Course project: LIN353C introduction to computational linguistics

LIN 353C course projects will usually be done in groups of 2 students. If you want to work in a larger or smaller group, you need prior approval of the instructor.

Section "Project topic suggestions" gives a list of possible project topics. I would suggest that you choose something from this list, but you can also choose something different.

All projects need to address an NLP problem and involve programming. All projects need to be evaluated in some form.

As you need some initial results to discuss in your intermediate progress report, I suggest that you start out with some simple rule-based approach, then improve on it, maybe with some change in technique, in the second half of the semester.

The process

    • Around week 6 we discuss project ideas. Be prepared to come with ideas for what you might want to do. The aim is to make sure all projects are right-sized and doable.

    • Around week 9: Intermediate progress reports due. We also discuss projects in class in order to clear any roadblocks and to share data and methods that may be helpful to other projects.

    • Around week 14: Final project reports due.

    • Last week of classes: In-class presentations about projects. These are not graded.

Project topic suggestions

    • Create a system that can guess what language a given text is written in. To start out, you could use hand-written cues, for example typical words or character sequences. For more of a challenge, use training data to learn about frequent words in each language, or frequent character sequences.

    • Create a dialog agent that pretends to be a specific kind of person (for example, Parry was a 20-something single guy with specific hobbies and some paranoid tendencies). This can be done with rules that hard-code behaviors, or react to particular key words. You can also add probabilities if you like, such that your agent would, for example, have a particular probability of reacting with anger.

    • Create a system that will extract meeting specifics (time, place) from emails. I can make available part of the ENRON emails (which were made publicly available by the Federal Energy Regulation Commission) for you to work with. Some rules encoding frequent patterns will let you extract some times and places of meetings, but time and date expressions can be surprisingly complicated. If you want a challenge, take on relative time expressions like "next Monday".

    • Create a morphological analyzer for a language other than English, ideally a morphologically complex one.

    • Create a system that can identify different types of "named entities", such as person names, locations, and organizations. To start out, you can use rules to identify named entities, for example a sequence of capitalized words of which the first is "Ms." is likely a person names.
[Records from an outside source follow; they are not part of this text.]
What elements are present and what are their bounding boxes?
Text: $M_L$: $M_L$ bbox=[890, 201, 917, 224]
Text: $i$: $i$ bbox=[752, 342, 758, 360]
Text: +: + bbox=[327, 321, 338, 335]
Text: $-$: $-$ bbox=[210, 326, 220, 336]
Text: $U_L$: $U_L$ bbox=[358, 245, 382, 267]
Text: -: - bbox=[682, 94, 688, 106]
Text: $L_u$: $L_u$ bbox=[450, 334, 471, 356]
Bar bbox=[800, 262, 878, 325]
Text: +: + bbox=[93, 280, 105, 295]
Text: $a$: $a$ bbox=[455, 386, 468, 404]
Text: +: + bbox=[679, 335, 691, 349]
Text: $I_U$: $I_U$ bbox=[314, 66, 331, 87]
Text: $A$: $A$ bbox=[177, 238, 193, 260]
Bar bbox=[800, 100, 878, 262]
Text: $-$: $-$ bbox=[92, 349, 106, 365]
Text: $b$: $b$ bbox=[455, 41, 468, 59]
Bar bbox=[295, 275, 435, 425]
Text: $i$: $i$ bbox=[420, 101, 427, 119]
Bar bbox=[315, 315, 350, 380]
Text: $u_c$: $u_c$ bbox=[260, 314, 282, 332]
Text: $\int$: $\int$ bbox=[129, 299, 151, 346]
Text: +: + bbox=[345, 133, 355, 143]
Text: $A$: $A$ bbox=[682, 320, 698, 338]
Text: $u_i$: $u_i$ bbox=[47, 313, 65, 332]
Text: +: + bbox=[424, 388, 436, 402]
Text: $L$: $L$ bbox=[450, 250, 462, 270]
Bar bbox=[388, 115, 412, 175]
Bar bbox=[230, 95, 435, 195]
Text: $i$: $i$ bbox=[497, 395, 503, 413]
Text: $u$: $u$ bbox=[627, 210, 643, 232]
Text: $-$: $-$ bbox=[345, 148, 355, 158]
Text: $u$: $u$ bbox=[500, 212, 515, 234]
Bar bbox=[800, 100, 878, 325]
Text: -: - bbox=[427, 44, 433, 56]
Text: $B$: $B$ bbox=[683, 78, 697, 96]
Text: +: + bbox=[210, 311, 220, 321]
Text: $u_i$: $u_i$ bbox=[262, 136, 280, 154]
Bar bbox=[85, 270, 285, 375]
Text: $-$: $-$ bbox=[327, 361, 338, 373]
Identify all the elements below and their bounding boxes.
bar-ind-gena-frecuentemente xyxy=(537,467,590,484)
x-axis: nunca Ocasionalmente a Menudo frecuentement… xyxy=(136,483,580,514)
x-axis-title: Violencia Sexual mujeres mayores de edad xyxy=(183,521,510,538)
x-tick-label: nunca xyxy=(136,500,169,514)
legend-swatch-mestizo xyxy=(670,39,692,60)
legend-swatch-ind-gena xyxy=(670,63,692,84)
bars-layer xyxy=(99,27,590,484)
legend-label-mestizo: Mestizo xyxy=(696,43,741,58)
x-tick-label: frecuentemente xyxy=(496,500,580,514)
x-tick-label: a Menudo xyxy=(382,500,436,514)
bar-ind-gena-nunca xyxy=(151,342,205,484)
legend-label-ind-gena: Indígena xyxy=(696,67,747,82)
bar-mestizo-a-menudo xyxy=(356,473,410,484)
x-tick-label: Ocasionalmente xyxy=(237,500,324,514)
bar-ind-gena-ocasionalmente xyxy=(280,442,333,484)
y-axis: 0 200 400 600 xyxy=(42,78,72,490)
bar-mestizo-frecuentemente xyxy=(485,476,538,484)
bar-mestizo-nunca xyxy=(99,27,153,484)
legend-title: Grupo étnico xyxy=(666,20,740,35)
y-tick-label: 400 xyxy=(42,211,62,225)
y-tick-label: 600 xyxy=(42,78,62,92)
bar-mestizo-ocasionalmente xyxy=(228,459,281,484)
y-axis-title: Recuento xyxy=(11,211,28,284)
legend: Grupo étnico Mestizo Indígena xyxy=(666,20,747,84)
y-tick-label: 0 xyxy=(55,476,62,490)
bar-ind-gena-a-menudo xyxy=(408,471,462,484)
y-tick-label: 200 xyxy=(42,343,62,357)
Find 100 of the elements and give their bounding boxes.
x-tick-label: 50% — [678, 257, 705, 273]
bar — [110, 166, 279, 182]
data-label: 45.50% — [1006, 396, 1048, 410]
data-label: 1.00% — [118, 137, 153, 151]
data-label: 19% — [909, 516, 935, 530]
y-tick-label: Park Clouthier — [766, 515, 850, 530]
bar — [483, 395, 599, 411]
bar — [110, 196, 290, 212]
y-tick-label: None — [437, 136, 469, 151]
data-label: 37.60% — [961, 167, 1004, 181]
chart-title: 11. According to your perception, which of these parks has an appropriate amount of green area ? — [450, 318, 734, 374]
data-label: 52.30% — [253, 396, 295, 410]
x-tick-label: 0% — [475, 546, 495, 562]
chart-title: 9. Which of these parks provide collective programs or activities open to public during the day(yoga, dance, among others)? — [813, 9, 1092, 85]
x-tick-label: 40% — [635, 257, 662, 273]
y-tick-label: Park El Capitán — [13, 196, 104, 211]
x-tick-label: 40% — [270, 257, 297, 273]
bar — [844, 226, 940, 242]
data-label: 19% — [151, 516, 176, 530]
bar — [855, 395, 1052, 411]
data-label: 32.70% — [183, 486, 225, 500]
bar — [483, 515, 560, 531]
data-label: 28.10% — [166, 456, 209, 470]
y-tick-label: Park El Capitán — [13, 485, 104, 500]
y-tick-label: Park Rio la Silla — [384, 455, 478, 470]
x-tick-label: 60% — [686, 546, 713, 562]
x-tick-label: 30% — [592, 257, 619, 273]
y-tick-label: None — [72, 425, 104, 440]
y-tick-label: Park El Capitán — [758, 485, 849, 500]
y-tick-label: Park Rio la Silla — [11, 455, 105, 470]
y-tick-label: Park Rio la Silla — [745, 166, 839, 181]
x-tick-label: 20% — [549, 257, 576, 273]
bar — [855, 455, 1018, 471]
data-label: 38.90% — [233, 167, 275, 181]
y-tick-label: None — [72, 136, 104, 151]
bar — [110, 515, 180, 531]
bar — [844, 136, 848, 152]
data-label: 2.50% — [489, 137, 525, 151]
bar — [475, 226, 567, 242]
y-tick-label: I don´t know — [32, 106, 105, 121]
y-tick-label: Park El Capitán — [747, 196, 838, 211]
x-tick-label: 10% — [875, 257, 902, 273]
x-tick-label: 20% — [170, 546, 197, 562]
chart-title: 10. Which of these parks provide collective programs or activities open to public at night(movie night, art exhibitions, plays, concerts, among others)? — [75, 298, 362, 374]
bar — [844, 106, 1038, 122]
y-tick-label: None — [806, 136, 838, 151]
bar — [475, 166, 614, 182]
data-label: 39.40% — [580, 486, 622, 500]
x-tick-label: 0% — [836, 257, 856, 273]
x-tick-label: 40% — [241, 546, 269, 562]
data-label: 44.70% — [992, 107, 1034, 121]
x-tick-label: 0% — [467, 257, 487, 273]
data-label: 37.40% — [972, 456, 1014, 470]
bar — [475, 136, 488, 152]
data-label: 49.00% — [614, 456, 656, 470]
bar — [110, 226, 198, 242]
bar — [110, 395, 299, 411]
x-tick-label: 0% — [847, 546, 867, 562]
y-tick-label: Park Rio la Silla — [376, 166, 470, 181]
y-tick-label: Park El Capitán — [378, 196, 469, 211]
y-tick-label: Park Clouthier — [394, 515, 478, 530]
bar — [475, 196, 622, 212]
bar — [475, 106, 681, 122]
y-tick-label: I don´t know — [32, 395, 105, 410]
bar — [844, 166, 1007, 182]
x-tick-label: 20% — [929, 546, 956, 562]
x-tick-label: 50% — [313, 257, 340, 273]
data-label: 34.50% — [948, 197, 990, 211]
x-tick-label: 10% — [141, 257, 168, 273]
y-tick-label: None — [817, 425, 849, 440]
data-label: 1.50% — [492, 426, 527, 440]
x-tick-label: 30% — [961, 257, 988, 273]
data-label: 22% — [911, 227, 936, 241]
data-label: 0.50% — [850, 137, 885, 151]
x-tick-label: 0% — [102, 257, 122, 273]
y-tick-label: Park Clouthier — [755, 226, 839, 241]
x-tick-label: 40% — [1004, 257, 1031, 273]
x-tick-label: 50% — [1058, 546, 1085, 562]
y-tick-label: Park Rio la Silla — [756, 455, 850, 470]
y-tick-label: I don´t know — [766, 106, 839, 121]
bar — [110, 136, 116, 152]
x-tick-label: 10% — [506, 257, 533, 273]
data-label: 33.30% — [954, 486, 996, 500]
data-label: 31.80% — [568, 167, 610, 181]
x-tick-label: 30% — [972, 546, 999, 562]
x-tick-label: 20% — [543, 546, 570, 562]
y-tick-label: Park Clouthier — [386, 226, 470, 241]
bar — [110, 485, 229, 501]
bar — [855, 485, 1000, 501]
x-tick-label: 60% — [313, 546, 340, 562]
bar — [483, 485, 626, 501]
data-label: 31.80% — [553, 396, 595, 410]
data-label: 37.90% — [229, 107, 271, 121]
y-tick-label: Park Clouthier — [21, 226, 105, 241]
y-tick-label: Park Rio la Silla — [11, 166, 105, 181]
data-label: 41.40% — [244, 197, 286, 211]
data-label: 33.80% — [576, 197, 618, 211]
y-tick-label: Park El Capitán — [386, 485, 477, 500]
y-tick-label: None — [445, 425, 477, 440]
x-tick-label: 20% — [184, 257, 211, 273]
You can also train a machine learning system to do this task.

    • Create a grammar checker. To start out, you can use some rules, for example you could flag sentences that end in a preposition. Then you can experiment with a language model to flag unlikely word sequences.

Previous projects have also included:

    • Automatically determining the genre of a tweet, for example news, sports, entertainment

    • Automatically summarizing a document by automatically selecting the most important sentences

    • Automatically producing text in the style of some famous person, using language models to learn to mimic their style

    • Automatically producing a syntactic analysis of a sentence, or automatically assigning part-of-speech tags

    • Detecting the level of reading difficulty of a text

    • Authorship attribution: automatically detecting who, out of a number of possible authors, wrote a given text

Working in groups

If you are working in a group:

    • In the Intermediate report, please include a short paragraph that briefly describes which part of the project each group member is responsible for.

    • In the Final report: The report is joint from the group, but needs to include a separate section from each group member that describes the part of the project done by that group member


You will write two documents about your course project, the intermediate report and the final report. You will also have a chance to discuss your project in the last week of classes. But this discussion will not be graded.

Intermediate report

At the time of the intermediate report, you need to have some system that addresses your problem. This can be a very simple, rule-based system, It need not be the final system.

  • 2-3 pages

    • contents:

      • Introduction with motivation: What the project is about, and why is this important?

      • What algorithms, rules, and data structures you are using

      • What corpus resources (if any) you are using

      • Initial results. At the least, this is discussion of some things your system is currently doing right or wrong. You can report some performance by some performance measure, but you do not have to.

      • If you are working in a group: who does what (as described above)

Final report

The final report is about your final system. This should improve over the system as it was at the time of the intermediate report, either by using a different technique, or by using the same technique in a more sophisticated way.

  • 4-5 pages

    • This is a revised version of your intermediate report. Do take into account all feedback that you got on your intermediate report. Do not omit introduction and motivation just because they were already in the intermediate report: The final report has to be self-contained.

    • Write this as a research report to an audience of computational linguists.

    • contents:

      • Introduction with motivation: What the project is about, and why is this important?

      • What algorithms, rules, and data structures you are using

      • What corpus resources (if any) you are using

      • Results: Describe as clearly as possible what it is your system can (and cannot) do. You can show examples of things your system is getting correct and of errors it is making. If you can, measure performance by some performance measure.

      • If you are working in a group: separate section describing who did what (as described above)


Are you building a supervised classification system? Then check the NLTK chapter on classification, chapter 6.

Also, you may want to use scikit-learn, a Python machine learning package.

Whatever kind of system you build, you will need to do an error analysis. Counter to its somewhat negative-sounding name, an error analysis is not just a sad list of errors, but an in-depth look at how your system deals with the language data it sees: both what it does right and where it does something wrong. For a discussion of the general spirit of error analysis, check Emily Bender's blog post on "putting the linguistics in computational linguistics"